“Crashing waves may have spurred the evolution of spines.”
He calls his arms, or more specifically his biceps, Thunder and Lightening. Good natured bravado drawing attention to the physical demands of a deep water paddler is one point he is making. The power of labels to color perception is another. He is fond of Thunder and Lightening, referring to them often. They have been good friends to the man now in his mid-sixties.
Chumash tribal elder Alan Salazar is a gifted speaker, an engaging storyteller and a member of a select group that is committed to maintaining an ancient tradition that took a brief hiatus from 1850 to 2001; pulling water across the Santa Barbara channel in the dark of night in a Redwood canoe called a tomol. The six person crew begins its journey in Oxnard, traveling about twenty miles to Santa Cruz Island.

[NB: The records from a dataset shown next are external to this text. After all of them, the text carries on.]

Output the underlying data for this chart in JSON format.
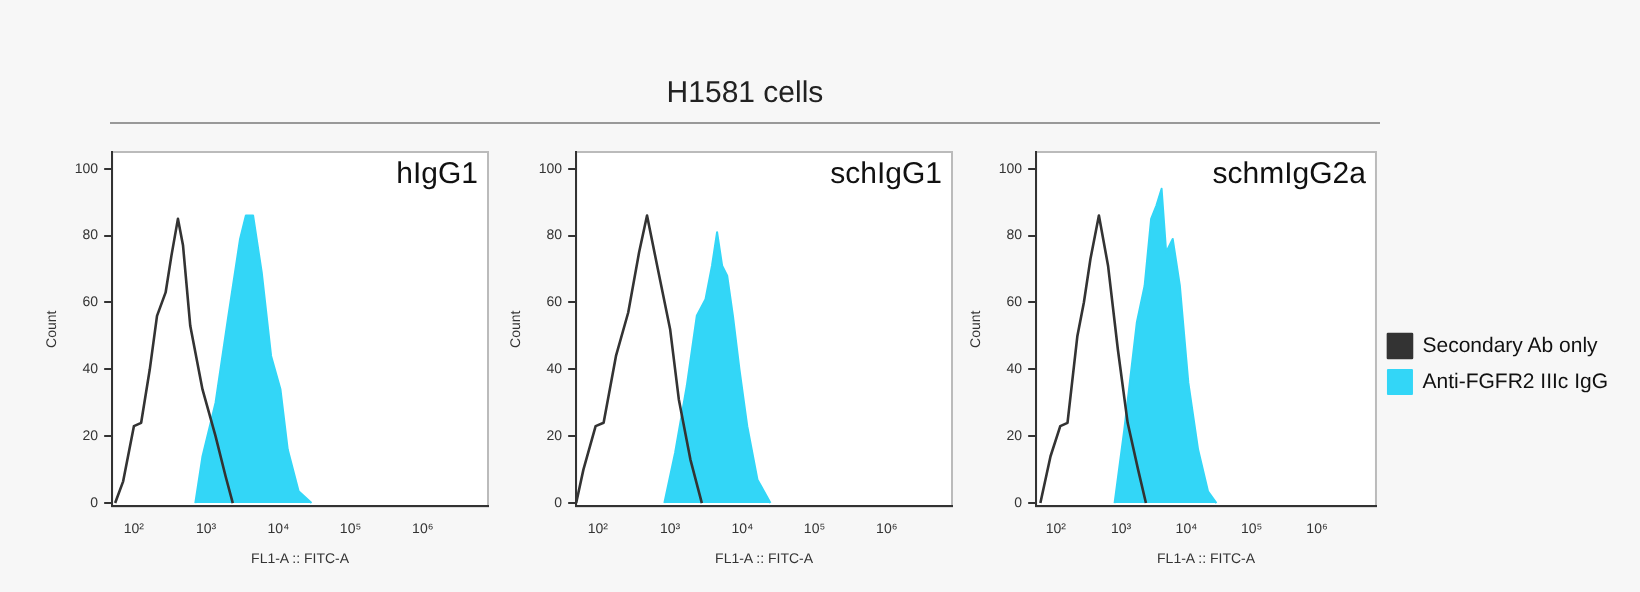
{
  "chart_data": [
    {
      "type": "area",
      "title": "hIgG1",
      "annotations": [
        "H1581 cells"
      ],
      "xlabel": "FL1-A :: FITC-A",
      "ylabel": "Count",
      "log": "x",
      "xlim": [
        50,
        8000000
      ],
      "xticks": [
        {
          "value": 100,
          "label": "10²"
        },
        {
          "value": 1000,
          "label": "10³"
        },
        {
          "value": 10000,
          "label": "10⁴"
        },
        {
          "value": 100000,
          "label": "10⁵"
        },
        {
          "value": 1000000,
          "label": "10⁶"
        }
      ],
      "ylim": [
        -1,
        105
      ],
      "yticks": [
        0,
        20,
        40,
        60,
        80,
        100
      ],
      "grid": false,
      "legend": false,
      "series": [
        {
          "type": "line",
          "color": "#333333",
          "x": [
            55,
            71,
            100,
            126,
            166,
            209,
            275,
            331,
            407,
            479,
            603,
            891,
            1350,
            1860,
            2340
          ],
          "values": [
            0,
            6.5,
            23,
            24,
            40,
            56,
            63,
            74,
            85,
            77,
            53,
            34,
            20,
            8,
            0
          ]
        },
        {
          "color": "#33d6f7",
          "x": [
            708,
            891,
            1350,
            2000,
            2950,
            3550,
            4470,
            5890,
            7940,
            10700,
            13500,
            19100,
            28800
          ],
          "values": [
            0,
            14,
            30,
            55,
            79,
            86,
            86,
            69,
            44,
            34,
            16,
            3.5,
            0
          ]
        }
      ]
    },
    {
      "type": "area",
      "title": "schIgG1",
      "xlabel": "FL1-A :: FITC-A",
      "ylabel": "Count",
      "log": "x",
      "xlim": [
        50,
        8000000
      ],
      "xticks": [
        {
          "value": 100,
          "label": "10²"
        },
        {
          "value": 1000,
          "label": "10³"
        },
        {
          "value": 10000,
          "label": "10⁴"
        },
        {
          "value": 100000,
          "label": "10⁵"
        },
        {
          "value": 1000000,
          "label": "10⁶"
        }
      ],
      "ylim": [
        -1,
        105
      ],
      "yticks": [
        0,
        20,
        40,
        60,
        80,
        100
      ],
      "grid": false,
      "legend": false,
      "series": [
        {
          "type": "line",
          "color": "#333333",
          "x": [
            50,
            63,
            93,
            120,
            178,
            263,
            372,
            479,
            676,
            1000,
            1320,
            1910,
            2750
          ],
          "values": [
            0,
            10,
            23,
            24,
            44,
            57,
            75,
            86,
            70,
            52,
            31,
            13,
            0
          ]
        },
        {
          "color": "#33d6f7",
          "x": [
            832,
            1170,
            1700,
            2340,
            3090,
            3800,
            4470,
            5250,
            6170,
            7410,
            9120,
            11700,
            16200,
            24500
          ],
          "values": [
            0,
            15,
            35,
            56,
            61,
            71,
            81,
            71,
            68,
            56,
            40,
            23,
            7,
            0
          ]
        }
      ]
    },
    {
      "type": "area",
      "title": "schmIgG2a",
      "xlabel": "FL1-A :: FITC-A",
      "ylabel": "Count",
      "log": "x",
      "xlim": [
        50,
        8000000
      ],
      "xticks": [
        {
          "value": 100,
          "label": "10²"
        },
        {
          "value": 1000,
          "label": "10³"
        },
        {
          "value": 10000,
          "label": "10⁴"
        },
        {
          "value": 100000,
          "label": "10⁵"
        },
        {
          "value": 1000000,
          "label": "10⁶"
        }
      ],
      "ylim": [
        -1,
        105
      ],
      "yticks": [
        0,
        20,
        40,
        60,
        80,
        100
      ],
      "grid": false,
      "legend": "right",
      "series": [
        {
          "type": "line",
          "name": "Secondary Ab only",
          "color": "#333333",
          "x": [
            58,
            83,
            117,
            151,
            214,
            269,
            339,
            457,
            631,
            891,
            1260,
            1820,
            2400
          ],
          "values": [
            0,
            14,
            23,
            24,
            50,
            60,
            73,
            86,
            71,
            46,
            24,
            10,
            0
          ]
        },
        {
          "name": "Anti-FGFR2 IIIc IgG",
          "color": "#33d6f7",
          "x": [
            794,
            1120,
            1740,
            2290,
            2880,
            3470,
            4170,
            4900,
            6170,
            7940,
            10700,
            15100,
            21400,
            28800
          ],
          "values": [
            0,
            22,
            54,
            65,
            85,
            89,
            94,
            75,
            79,
            65,
            36,
            16,
            3.5,
            0
          ]
        }
      ]
    }
  ]
}
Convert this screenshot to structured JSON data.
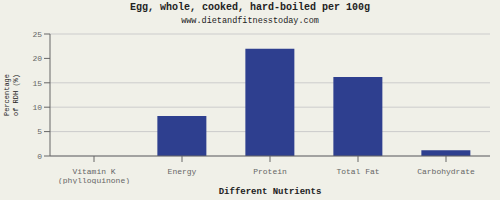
{
  "chart_data": {
    "type": "bar",
    "title": "Egg, whole, cooked, hard-boiled per 100g",
    "subtitle": "www.dietandfitnesstoday.com",
    "xlabel": "Different Nutrients",
    "ylabel": "Percentage\nof RDH (%)",
    "categories": [
      "Vitamin K (phylloquinone)",
      "Energy",
      "Protein",
      "Total Fat",
      "Carbohydrate"
    ],
    "values": [
      0,
      8.2,
      22,
      16.2,
      1.2
    ],
    "color": "#2e3f8f",
    "ylim": [
      0,
      25
    ],
    "yticks": [
      0,
      5,
      10,
      15,
      20,
      25
    ],
    "grid": true
  }
}
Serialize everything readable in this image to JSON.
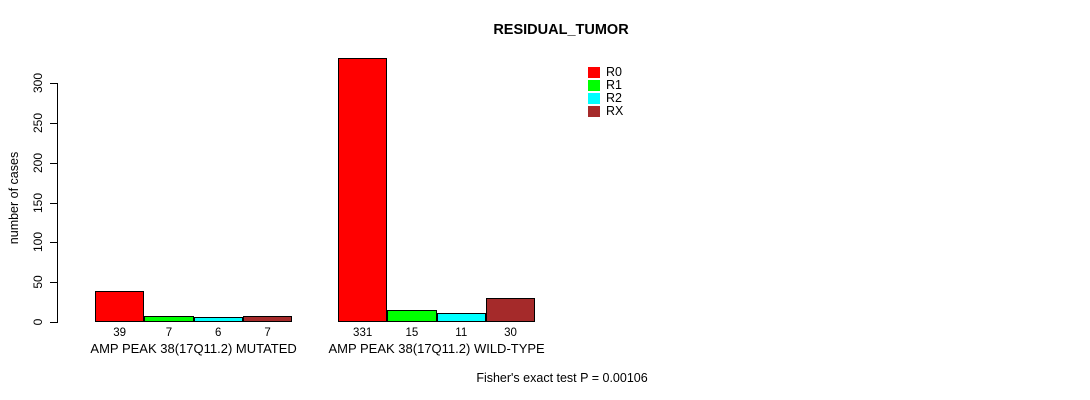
{
  "chart_data": {
    "type": "bar",
    "title": "RESIDUAL_TUMOR",
    "ylabel": "number of cases",
    "xlabel": "",
    "ylim": [
      0,
      300
    ],
    "yticks": [
      0,
      50,
      100,
      150,
      200,
      250,
      300
    ],
    "categories": [
      "AMP PEAK 38(17Q11.2) MUTATED",
      "AMP PEAK 38(17Q11.2) WILD-TYPE"
    ],
    "series": [
      {
        "name": "R0",
        "color": "#FF0000",
        "values": [
          39,
          331
        ]
      },
      {
        "name": "R1",
        "color": "#00FF00",
        "values": [
          7,
          15
        ]
      },
      {
        "name": "R2",
        "color": "#00FFFF",
        "values": [
          6,
          11
        ]
      },
      {
        "name": "RX",
        "color": "#A52A2A",
        "values": [
          7,
          30
        ]
      }
    ],
    "bar_value_labels": [
      [
        39,
        7,
        6,
        7
      ],
      [
        331,
        15,
        11,
        30
      ]
    ],
    "legend_position": "top-right",
    "legend_entries": [
      "R0",
      "R1",
      "R2",
      "RX"
    ],
    "grid": false,
    "bar_border_color": "#000000",
    "annotation": "Fisher's exact test P = 0.00106"
  }
}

A well-written, heartfelt article by Eva Pagaling, Dark Water Journey, discusses last November’s celebration and spiritual quest aboard a tomol named Muptami, which means “deep memories”.
The tomol is the oldest sea-going vessel in North America. Construction of this Chumash canoe is old-school, traditional, using specific materials. One large plank, from a mighty Coastal Redwood tree becomes the bottom of the boat. Smaller planks make up the sides. These planks are stitched with natural fibers from yucca, milkweed, dogbane or deer sinews. Yop, a glue made from pine pitch and asphaltene (which bubbles up naturally as an oily tar) seals the vessel. Sandstone and sharkskin are used to make it smooth. Inlaid abalone mother of pearl designs are the final touch. Besides being low riding, sea worthy and durable, the tomol is pleasing to the eye.